Sunday, November 20, 2011

A bit behind, and a celebration cake

A few days ago I organized my computer desktop and I found over 30 recipes that I'd made in the past year (or two) that just never made it into Foodology. Yes, over 30 recipes!!

And they didn't not make it in because they weren't good enough (triple negative for the win!). On the contrary, many of these recipes were freaking delicious. It's more likely that things got busy or I got lazy and I just never got around to posting them. Then, as days or weeks go by, I have less and less motivation to work up an "old" recipe, and so to de-clutter my desktop, I throw it into a folder called "Recipes to type up for BLOG!" 

I may as well call that folder "The Death of Blog Posts" because once they go in it's rare that they make it out to see the light of day...

My poor, sad, neglected recipes.

So I'm hoping in the next month or so that I can revive some of these old recipes. Some I don't have pictures for (or the ones I have are simply unappetizing), so don't be surprised if posts show up with photos completely unrelated to the final dish. I got a new camera lens, a book on food photography, and an iPhone with fun photography apps, so I may be throwing in some "practice shots" for fun.

My new toy, taken with my new toy!

But this post isn't just about my procrastination and excessive spending habits- it's about cake!!

My company's 10th anniversary was this past week, and I was asked to make the cake for our 50 employees. Luckily we have in-house designers and one of them gave me a life-sized printout of our anniversary logo.

So with some help from a coworker and a few hours with an exacto knife, I was able to whip up this bad boy.

Seeing that I started my job a whopping 3.5 months ago, 
all I can take credit for is the fondant work

Not too shabby when you compare my cake to the original logo
Twinsies!

And don't let my little pictures fool you. This guy was a behemoth! Just the company logo in the "0" was as big as my hand.

This cake weighed at least 10 pounds

And if you're interested in what the cake flavors were, I managed to turn 2, two-layered (9" x 13") cakes into 4 different combinations: Guinness Chocolate Cake with regular or coffee buttercream and Yellow cake with buttercream or raspberry filling (also referred to as "that delicious berry goo" by a coworker)

The makings of a giant cake

And because I had too much fun with my new iPhone photo apps, here's an artsy pic of the cake


Yours in celebrating your employer's milestones,
Jacqueline

Recipes, for your eating pleasure

The super dense, beer-y, chocolate cake can be found from an old post of mine
Note: The recipe, as written, makes just a leetle bit too much batter for a 9 x 13" pan.

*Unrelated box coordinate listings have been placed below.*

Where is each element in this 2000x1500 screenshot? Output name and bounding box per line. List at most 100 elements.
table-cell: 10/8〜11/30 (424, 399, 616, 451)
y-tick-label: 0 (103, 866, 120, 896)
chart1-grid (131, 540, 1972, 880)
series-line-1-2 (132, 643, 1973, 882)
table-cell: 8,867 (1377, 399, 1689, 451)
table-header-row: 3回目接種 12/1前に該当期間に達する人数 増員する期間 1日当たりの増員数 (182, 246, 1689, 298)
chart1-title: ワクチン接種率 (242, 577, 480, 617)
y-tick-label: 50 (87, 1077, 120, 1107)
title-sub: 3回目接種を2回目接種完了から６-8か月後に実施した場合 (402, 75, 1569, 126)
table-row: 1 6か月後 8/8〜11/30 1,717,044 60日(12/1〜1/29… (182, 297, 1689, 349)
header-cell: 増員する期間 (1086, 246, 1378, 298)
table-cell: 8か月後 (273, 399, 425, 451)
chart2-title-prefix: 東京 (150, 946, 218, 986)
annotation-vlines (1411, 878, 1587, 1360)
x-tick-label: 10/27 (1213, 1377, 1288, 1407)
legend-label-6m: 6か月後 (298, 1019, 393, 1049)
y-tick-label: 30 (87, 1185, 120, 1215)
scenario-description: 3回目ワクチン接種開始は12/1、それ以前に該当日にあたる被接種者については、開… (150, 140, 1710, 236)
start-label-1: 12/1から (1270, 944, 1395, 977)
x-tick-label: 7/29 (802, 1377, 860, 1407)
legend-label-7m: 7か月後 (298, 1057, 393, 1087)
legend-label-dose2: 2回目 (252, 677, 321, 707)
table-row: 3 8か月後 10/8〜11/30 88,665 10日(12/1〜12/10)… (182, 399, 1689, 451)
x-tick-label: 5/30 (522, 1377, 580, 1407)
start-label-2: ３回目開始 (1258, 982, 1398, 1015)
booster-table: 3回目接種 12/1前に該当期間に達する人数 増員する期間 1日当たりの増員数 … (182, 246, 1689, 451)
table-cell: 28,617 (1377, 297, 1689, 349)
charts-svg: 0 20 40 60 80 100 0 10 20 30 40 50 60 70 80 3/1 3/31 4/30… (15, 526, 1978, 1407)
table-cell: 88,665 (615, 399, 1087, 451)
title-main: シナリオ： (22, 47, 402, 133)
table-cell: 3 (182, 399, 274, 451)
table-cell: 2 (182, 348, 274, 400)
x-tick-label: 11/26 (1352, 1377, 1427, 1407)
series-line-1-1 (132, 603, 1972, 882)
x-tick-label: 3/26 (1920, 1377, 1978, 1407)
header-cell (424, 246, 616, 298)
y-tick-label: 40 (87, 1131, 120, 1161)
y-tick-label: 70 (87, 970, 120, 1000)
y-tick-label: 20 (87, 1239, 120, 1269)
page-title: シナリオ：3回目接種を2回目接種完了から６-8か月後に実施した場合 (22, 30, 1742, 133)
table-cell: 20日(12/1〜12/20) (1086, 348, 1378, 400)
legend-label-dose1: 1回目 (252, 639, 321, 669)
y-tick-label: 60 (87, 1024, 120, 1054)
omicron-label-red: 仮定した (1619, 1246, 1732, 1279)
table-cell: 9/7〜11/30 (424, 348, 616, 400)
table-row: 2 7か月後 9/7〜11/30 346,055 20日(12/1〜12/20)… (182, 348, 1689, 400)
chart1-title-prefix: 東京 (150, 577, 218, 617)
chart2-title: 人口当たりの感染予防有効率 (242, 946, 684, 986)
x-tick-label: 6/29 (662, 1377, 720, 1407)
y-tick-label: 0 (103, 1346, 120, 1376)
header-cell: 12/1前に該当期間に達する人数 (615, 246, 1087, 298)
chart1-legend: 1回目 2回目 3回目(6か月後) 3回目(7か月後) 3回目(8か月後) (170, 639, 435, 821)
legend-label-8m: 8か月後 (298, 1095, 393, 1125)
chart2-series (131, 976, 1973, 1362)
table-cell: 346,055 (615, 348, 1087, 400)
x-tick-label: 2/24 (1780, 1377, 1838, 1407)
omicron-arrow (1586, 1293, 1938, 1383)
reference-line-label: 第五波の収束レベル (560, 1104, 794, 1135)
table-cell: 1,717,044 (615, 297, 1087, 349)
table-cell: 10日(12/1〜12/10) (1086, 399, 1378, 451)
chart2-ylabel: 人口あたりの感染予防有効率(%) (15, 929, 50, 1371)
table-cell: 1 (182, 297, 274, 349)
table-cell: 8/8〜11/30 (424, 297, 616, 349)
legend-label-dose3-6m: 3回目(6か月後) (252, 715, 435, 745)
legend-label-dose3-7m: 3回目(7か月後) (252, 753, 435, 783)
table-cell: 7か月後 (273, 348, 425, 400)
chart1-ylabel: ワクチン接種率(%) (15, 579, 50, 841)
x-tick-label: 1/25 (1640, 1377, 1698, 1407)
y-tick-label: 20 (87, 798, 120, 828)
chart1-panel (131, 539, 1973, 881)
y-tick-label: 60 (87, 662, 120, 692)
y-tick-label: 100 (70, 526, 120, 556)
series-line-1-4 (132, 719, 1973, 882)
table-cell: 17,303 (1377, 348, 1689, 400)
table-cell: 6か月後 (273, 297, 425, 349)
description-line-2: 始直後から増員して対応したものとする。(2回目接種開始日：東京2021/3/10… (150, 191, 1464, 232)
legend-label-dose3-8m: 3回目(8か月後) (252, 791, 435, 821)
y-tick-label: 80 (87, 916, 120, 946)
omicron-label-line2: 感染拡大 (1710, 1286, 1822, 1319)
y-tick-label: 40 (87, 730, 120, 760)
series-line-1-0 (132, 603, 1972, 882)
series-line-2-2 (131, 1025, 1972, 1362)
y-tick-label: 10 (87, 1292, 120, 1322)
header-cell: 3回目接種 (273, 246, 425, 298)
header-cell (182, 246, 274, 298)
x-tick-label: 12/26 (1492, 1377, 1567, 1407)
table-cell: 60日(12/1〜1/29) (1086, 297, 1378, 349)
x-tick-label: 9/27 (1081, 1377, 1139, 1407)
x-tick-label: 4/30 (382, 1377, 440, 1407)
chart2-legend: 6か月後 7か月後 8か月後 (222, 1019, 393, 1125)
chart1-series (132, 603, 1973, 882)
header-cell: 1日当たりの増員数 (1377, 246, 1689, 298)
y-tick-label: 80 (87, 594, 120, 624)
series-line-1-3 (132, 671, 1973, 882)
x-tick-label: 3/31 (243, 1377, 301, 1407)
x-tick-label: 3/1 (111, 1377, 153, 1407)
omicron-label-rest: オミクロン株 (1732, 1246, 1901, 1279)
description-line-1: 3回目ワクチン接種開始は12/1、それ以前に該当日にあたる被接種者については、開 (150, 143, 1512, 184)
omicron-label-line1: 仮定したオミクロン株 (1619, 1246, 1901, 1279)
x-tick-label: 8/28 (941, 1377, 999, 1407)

So make a few extra cupcakes or an extra 6" cake with the leftover batter.

The yellow cake I made was Smitten Kitchen's best birthday cake. My favorite yellow cake recipe though is from Cooks Illustrated. It cooks up a bit flatter though, which is why I didn't make it this time. But both recipes can be found in another old post of mine.

The swiss meringue buttercream recipe I use is from Sweetapolita. I have a normal sized KitchenAid mixer, so I cut the recipe down by 1/4 (use 12 egg whites instead of 16, and adjust other ingredients accordingly). Now I just have to figure out what to do with 12 frozen egg yolks...

And finally, the raspberry filling is the easiest and most delicious recipe out there and uses almost nothing else except frozen raspberries. You can find it from an old post of mine where I made a giant wedding cake.